Since stretching is probably what you will likely be able to do on the stricter forms of bed rest, you should look at stretching as a good form of stress relief and physical exercise. The key to getting the most out of your stretch routines will be doing them only to the point of comfort. You wish to do all of the movement on your exhale. Remember to adjust the number of repetitions downward if you find yourself getting tired.
Some of these stretches require you to be seated, whereas others can be done while lying down in bed. For an extra position, try some of these while in the bathtub. It's your own mini-version of water exercise. The benefit? You have slight added resistance from the water in the tub.
If your doctor, midwife, or physical therapist agrees, try using very light weights draped over your ankles or wrists while doing some of the exercises. You can fill a large tube sock with a pound of rice and allow half the sock to hang on either side. Your goal is not to apply a huge amount of weight, but to have some form of resistance.

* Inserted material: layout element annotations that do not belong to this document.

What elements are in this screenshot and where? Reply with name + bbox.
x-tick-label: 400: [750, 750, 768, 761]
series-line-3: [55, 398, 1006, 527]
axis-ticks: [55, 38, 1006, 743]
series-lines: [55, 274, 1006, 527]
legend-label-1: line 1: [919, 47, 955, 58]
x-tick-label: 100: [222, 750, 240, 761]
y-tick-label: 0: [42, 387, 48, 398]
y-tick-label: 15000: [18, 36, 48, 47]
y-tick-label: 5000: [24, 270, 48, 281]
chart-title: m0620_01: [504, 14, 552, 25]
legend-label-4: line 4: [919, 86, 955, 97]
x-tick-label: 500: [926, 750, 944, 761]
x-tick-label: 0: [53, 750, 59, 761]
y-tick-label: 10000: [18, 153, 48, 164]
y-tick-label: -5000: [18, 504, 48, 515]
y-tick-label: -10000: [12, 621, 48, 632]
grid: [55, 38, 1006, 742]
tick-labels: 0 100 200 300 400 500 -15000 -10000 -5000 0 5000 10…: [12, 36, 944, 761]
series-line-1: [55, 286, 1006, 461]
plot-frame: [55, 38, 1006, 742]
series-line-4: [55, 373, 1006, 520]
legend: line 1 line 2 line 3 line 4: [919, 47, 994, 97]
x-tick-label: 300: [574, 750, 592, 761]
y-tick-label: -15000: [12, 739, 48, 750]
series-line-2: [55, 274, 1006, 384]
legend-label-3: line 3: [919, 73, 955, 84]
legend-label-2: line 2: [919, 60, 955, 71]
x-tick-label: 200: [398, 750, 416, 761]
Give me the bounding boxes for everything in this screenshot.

Without changing the position of your body, try to exaggerate a shrug upward with your shoulders, bringing them to your ears. Hold this position for five to ten seconds. Then relax your shoulders back to their beginning position. Move your shoulders in small circles forward for ten repetitions, and then reverse and go backward for ten repetitions.
Seated Leg Lifts
Sit on the edge of your bed. Allow both of your feet to hang over the side. It is not necessary that your legs touch the ground. Drape the sock weight over your right ankle. Slowly raise the right leg as you exhale (see FIGURE 11-1). Do not bring your leg up to the point of pain, and it should not be raised higher than knee level. Slowly lower your leg. Repeat this for a count of ten repetitions on each leg.
If you are on a stricter form of bed rest, these exercises may not be appropriate for you. Standing can increase the pressure on your cervix. If the reason you are on bed rest is to decrease that pressure, you will most likely not be able to use the standing or even some of the seated exercises.
Middle Chest Stretch
With your feet about shoulder-width apart, place your hands on your lower back, just above your buttocks. Slowly begin to stretch backward as you try to pull your shoulder blades and elbows together. Hold this pose for about five to ten seconds. Repeat the stretch up to ten times. Be sure to keep your chin level and your head facing forward. Always tuck in your abdominal muscles.

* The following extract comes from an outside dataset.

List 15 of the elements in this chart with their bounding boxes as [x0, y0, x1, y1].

With your hands on your hips and your feet shoulder-width apart, point your toes forward (see FIGURE 7-3). Step backward with your right foot. The step length should be comfortable and yet a stretch. Ensuring your posture is aligned properly, lean forward, making sure your knee does not extend over your foot (see FIGURE 7-4). This stretch will be felt in the calf of your rear leg. Do ten of these repetitions and then repeat on the opposite side.
If you find yourself in need of some stability while you do any of these exercises, always use some form of support — use a chair placed to one side to hang on to, or even the wall in front of you. It is important to remember about the balance issue during pregnancy.
Stand with your feet about shoulder-width apart, pelvis tucked in and abdominals held tightly. Spread your arms to each side, at shoulder level (see FIGURE 6-3). Slowly curl your back forward, while bringing your arms forward as well. Allow your head to go forward slowly with this motion but try to keep the tension from your neck (see FIGURE 6-4). As you return to a standing pose, spread your arms back to your side and feel the stretch in your chest. To ensure you feel this stretch, pull your shoulder blades together behind your back. Repeat this for ten repetitions.
Stand with your feet about hip-distance apart, with your left hand on the left hip. Reach your opposite arm slowly up over your head. To prevent balance problems, try to keep your arm slightly forward of your body. If you still have trouble with balance, step forward slightly with your right foot. Do up to ten repetitions on each side.
With your feet hip-width apart, let your arms hang by your sides. Hold your head up and imagine your spine lengthening. Slowly bend from your waist to the right side of your body. You can hold your right arm slightly away from your body or you can slide that arm down your leg (see FIGURE 6-5). Your left arm can be held away from your body to help you balance if you need it. This will help prevent you from leaning back, which can cause backache as your abdomen grows. Slowly return to a standing position. Do one on each side (alternating) for a total of twenty repetitions.
Upper Back Stretch
Sit on the birth ball with your feet facing forward in front of you. Lift your arms above your head, palms facing forward. Extend your upper back, one vertebra at a time (see FIGURE 6-6). As you feel your spine lengthen, you will be stretching your upper back. Now relax one arm to the side, and do each arm singly. Repeat ten times on each side and finish with both arms stretching again.